Description détaillée de l’invention Detailed description of the invention
[0089] On appellera « objet » ou « élément » les différentes parties constitutives des aliments ou compléments alimentaires selon l’un des objets de l’invention. [0089] The various constituent parts of foods or food supplements according to one of the objects of the invention will be called “object” or “element”.
[0090] On appellera « produit » les aliments et compléments alimentaires selon l’un des objets de l’invention, obtenus par empilement des différents objets. The food and food supplements according to one of the objects of the invention, obtained by stacking the different objects, will be called "product".

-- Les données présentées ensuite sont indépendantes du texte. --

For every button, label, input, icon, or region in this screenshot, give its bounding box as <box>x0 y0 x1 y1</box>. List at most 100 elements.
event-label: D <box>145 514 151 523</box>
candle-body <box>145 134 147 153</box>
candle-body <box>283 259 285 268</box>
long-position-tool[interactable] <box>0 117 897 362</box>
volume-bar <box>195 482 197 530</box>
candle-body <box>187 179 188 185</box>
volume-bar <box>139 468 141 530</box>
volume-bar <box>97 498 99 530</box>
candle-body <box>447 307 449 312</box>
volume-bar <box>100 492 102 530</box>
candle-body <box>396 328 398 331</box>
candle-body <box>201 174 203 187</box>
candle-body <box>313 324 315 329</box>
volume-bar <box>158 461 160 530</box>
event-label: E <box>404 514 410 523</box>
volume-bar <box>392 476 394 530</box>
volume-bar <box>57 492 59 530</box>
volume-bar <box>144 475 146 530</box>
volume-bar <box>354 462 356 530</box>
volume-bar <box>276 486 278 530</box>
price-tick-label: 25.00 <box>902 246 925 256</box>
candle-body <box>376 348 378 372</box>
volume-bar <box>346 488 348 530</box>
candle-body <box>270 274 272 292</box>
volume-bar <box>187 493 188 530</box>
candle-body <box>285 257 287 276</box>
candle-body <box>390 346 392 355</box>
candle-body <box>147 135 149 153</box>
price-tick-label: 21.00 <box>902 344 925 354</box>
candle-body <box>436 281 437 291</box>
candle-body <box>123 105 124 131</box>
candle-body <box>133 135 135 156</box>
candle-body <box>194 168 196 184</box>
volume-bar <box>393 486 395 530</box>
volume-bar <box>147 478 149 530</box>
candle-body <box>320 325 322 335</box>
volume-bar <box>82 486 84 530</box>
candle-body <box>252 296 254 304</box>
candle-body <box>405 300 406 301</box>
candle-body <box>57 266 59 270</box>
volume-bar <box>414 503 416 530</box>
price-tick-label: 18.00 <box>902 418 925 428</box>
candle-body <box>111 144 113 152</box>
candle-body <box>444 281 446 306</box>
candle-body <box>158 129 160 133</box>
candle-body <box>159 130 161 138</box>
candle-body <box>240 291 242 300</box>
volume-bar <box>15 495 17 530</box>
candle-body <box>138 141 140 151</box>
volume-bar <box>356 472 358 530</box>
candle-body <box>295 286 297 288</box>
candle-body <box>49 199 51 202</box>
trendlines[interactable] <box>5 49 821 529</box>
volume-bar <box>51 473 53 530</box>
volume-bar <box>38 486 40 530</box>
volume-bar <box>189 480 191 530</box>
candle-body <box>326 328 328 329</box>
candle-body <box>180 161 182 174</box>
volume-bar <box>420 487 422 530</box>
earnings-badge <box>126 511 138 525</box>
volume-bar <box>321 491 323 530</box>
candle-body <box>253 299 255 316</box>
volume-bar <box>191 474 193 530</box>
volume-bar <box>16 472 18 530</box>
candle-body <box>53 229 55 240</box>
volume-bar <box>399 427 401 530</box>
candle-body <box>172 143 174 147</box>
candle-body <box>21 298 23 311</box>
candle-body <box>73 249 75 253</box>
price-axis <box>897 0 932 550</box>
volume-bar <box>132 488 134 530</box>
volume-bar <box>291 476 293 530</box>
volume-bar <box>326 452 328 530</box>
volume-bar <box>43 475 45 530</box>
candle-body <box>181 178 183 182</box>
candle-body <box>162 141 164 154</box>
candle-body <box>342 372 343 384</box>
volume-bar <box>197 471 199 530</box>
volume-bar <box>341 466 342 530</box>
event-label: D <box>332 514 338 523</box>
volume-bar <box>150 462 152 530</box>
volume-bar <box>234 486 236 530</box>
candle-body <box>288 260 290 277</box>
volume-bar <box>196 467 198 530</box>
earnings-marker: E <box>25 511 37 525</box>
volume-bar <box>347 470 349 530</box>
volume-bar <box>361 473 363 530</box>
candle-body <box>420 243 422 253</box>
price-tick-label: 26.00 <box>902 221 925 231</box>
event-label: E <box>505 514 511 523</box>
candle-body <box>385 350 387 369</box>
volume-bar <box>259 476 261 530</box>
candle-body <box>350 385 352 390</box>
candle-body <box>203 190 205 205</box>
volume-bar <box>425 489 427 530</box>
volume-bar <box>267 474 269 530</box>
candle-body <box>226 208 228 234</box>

[0091] Par « gel », on entend un matériau principalement constitué de liquide, mais qui a un comportement proche de celui d’un solide grâce à un réseau tridimensionnel enchevêtré au sein du liquide. Ce sont ces enchevêtrements qui donnent aux gels leur structure et leurs propriétés. Le réseau tridimensionnel de solides dilué dans le liquide peut être le résultat de liaisons chimiques ou physiques, ou bien de petits cristaux ou encore d’autres liaisons qui favorisent l’organisation dans le liquide de dispersion. [0091] By “gel”, we mean a material mainly consisting of liquid, but which has a behavior close to that of a solid thanks to a three-dimensional network entangled within the liquid. It is these tangles that give gels their structure and properties. The three-dimensional network of solids diluted in the liquid can be the result of chemical or physical bonds, or of small crystals or other bonds that promote organization in the dispersing liquid.
[0092] Une émulsion est du genre « huile dans eau », lorsque (i) la phase dispersante est une phase aqueuse et (ii) la phase dispersée est une phase organique (hydrophobe, lipidique ou huileuse). Une telle émulsion est encore désignée couramment par « émulsion directe » ou par le sigle « H/E ». An emulsion is of the “oil in water” type, when (i) the dispersing phase is an aqueous phase and (ii) the dispersed phase is an organic phase (hydrophobic, lipidic or oily). Such an emulsion is also commonly referred to as “direct emulsion” or by the abbreviation “O/W”.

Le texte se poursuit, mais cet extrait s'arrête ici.